Yep…as the SMS is max 160 characters, I am trying to argue that if they simply replaced “loan” with “borrow” the entire message would be acceptable (at least within the confines of the character limit).
But with simply “loan up to”…although its a bit inconclusive, the grammar is “off” - unless of course the bank really does want you to lend them your monthly salary…
If “loan” is a noun, it’s not too bad a phrase. It wouldn’t be a sentence, but I don’t get the impression it’s supposed to be anyway. (Advertisements regularly use sentence fragments.) In any case, I read it as saying either:
[We will] loan up to 4x your monthly salary, or
[Get a] loan [valued at] up to 4x your monthly salary
I don’t read it as an imperative sentence at all. If you do impose an imperative interpretation, then “loan” is the wrong word, but why do that? That’s presumably why I didn’t read it as an imperative in the first place.

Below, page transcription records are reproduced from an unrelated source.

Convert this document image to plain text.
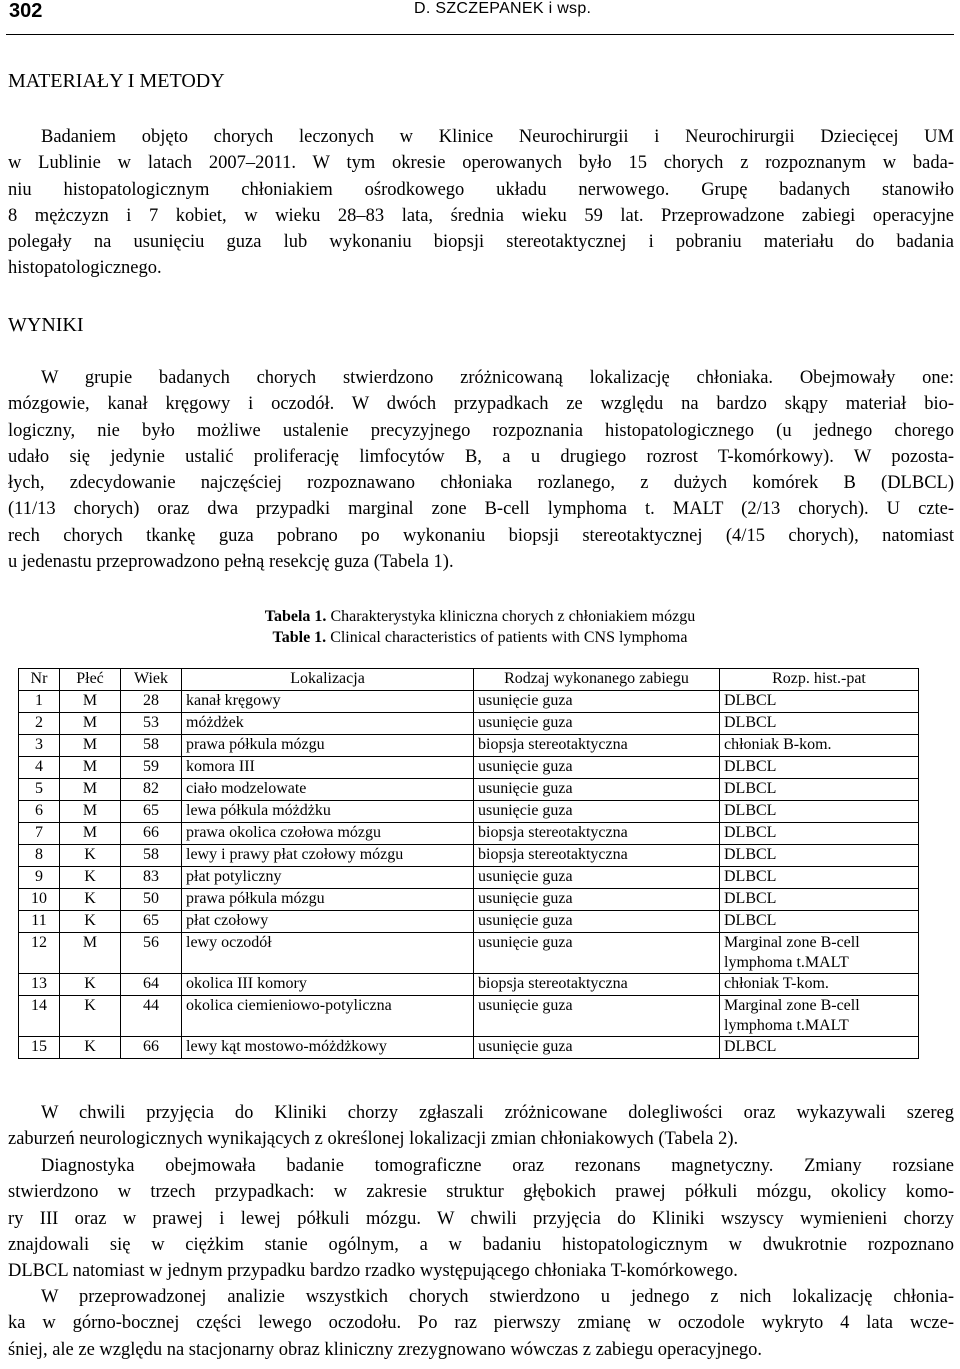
302	D. SZCZEPANEK i wsp.
MATERIAŁY I METODY
Badaniem objęto chorych leczonych w Klinice Neurochirurgii i Neurochirurgii Dziecięcej UM
w Lublinie w latach 2007–2011. W tym okresie operowanych było 15 chorych z rozpoznanym w bada-
niu histopatologicznym chłoniakiem ośrodkowego układu nerwowego. Grupę badanych stanowiło
8 mężczyzn i 7 kobiet, w wieku 28–83 lata, średnia wieku 59 lat. Przeprowadzone zabiegi operacyjne
polegały na usunięciu guza lub wykonaniu biopsji stereotaktycznej i pobraniu materiału do badania
histopatologicznego.
WYNIKI
W grupie badanych chorych stwierdzono zróżnicowaną lokalizację chłoniaka. Obejmowały one:
mózgowie, kanał kręgowy i oczodół. W dwóch przypadkach ze względu na bardzo skąpy materiał bio-
logiczny, nie było możliwe ustalenie precyzyjnego rozpoznania histopatologicznego (u jednego chorego
udało się jedynie ustalić proliferację limfocytów B, a u drugiego rozrost T-komórkowy). W pozosta-
łych, zdecydowanie najczęściej rozpoznawano chłoniaka rozlanego, z dużych komórek B (DLBCL)
(11/13 chorych) oraz dwa przypadki marginal zone B-cell lymphoma t. MALT (2/13 chorych). U czte-
rech chorych tkankę guza pobrano po wykonaniu biopsji stereotaktycznej (4/15 chorych), natomiast
u jedenastu przeprowadzono pełną resekcję guza (Tabela 1).
Tabela 1. Charakterystyka kliniczna chorych z chłoniakiem mózgu
Table 1. Clinical characteristics of patients with CNS lymphoma
Nr	Płeć	Wiek	Lokalizacja	Rodzaj wykonanego zabiegu	Rozp. hist.-pat
1	M	28	kanał kręgowy	usunięcie guza	DLBCL
2	M	53	móżdżek	usunięcie guza	DLBCL
3	M	58	prawa półkula mózgu	biopsja stereotaktyczna	chłoniak B-kom.
4	M	59	komora III	usunięcie guza	DLBCL
5	M	82	ciało modzelowate	usunięcie guza	DLBCL
6	M	65	lewa półkula móżdżku	usunięcie guza	DLBCL
7	M	66	prawa okolica czołowa mózgu	biopsja stereotaktyczna	DLBCL
8	K	58	lewy i prawy płat czołowy mózgu	biopsja stereotaktyczna	DLBCL
9	K	83	płat potyliczny	usunięcie guza	DLBCL
10	K	50	prawa półkula mózgu	usunięcie guza	DLBCL
11	K	65	płat czołowy	usunięcie guza	DLBCL
12	M	56	lewy oczodół	usunięcie guza	Marginal zone B-cell lymphoma t.MALT
13	K	64	okolica III komory	biopsja stereotaktyczna	chłoniak T-kom.
14	K	44	okolica ciemieniowo-potyliczna	usunięcie guza	Marginal zone B-cell lymphoma t.MALT
15	K	66	lewy kąt mostowo-móżdżkowy	usunięcie guza	DLBCL
W chwili przyjęcia do Kliniki chorzy zgłaszali zróżnicowane dolegliwości oraz wykazywali szereg
zaburzeń neurologicznych wynikających z określonej lokalizacji zmian chłoniakowych (Tabela 2).
Diagnostyka obejmowała badanie tomograficzne oraz rezonans magnetyczny. Zmiany rozsiane
stwierdzono w trzech przypadkach: w zakresie struktur głębokich prawej półkuli mózgu, okolicy komo-
ry III oraz w prawej i lewej półkuli mózgu. W chwili przyjęcia do Kliniki wszyscy wymienieni chorzy
znajdowali się w ciężkim stanie ogólnym, a w badaniu histopatologicznym w dwukrotnie rozpoznano
DLBCL natomiast w jednym przypadku bardzo rzadko występującego chłoniaka T-komórkowego.
W przeprowadzonej analizie wszystkich chorych stwierdzono u jednego z nich lokalizację chłonia-
ka w górno-bocznej części lewego oczodołu. Po raz pierwszy zmianę w oczodole wykryto 4 lata wcze-
śniej, ale ze względu na stacjonarny obraz kliniczny zrezygnowano wówczas z zabiegu operacyjnego.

Yeah, my read on that sentence is loan is being used as a noun, not an imperative, but I prefer CurtC’s version with a plural to the singular. The only definite error I see is the “you” which should be “your” in the message. I suspect this may be a typo by the OP, though.
Or rather, I have been here for some time, and I am a he.
Thanks
I like the
“Loans. Up to 4 x…”
I have always taken loan as to mean “lend to” unless it is modified in some (eg: I will take a loan)
It is common here to see a sentence like “can you fetch me to the airport”
But sorry I don’t quite get all this noun, verb, imperative stuff - I am not “grammar literate” … yet I work in PR and Publishing (as a writer at times also) :smack:
All I know is that I want the sentence to read BORROW up to 4x…Loan up to 4x just feels “icky” - and I am not beyond modifying the rules of grammar to makes me a point either.
I have this petty urge to make sure: Does the OP now see that the word “you” does appear in the message s/he transcribed? Is that word in the original, or did the original say “your”?
That’s not a bad point, actually, though the second definition for “loan” is as a transitive verb–probably reflecting usage in a descriptive linguistic sense.
Lots of people have commented to me on their disdain for the practice of verbing nouns, but it’s probably unavoidable. The most popular one right now is the verb “to google.”
They used to teach nouns and verbs at your school? At mine, we right-clicked if something was squiggly red and hit “ignore” if something was squiggly green.
He says, she says. Your teacher (or the dictionary, for that matter) does not have authority over the English language Something is only grammatically flawed until enough people start doing it.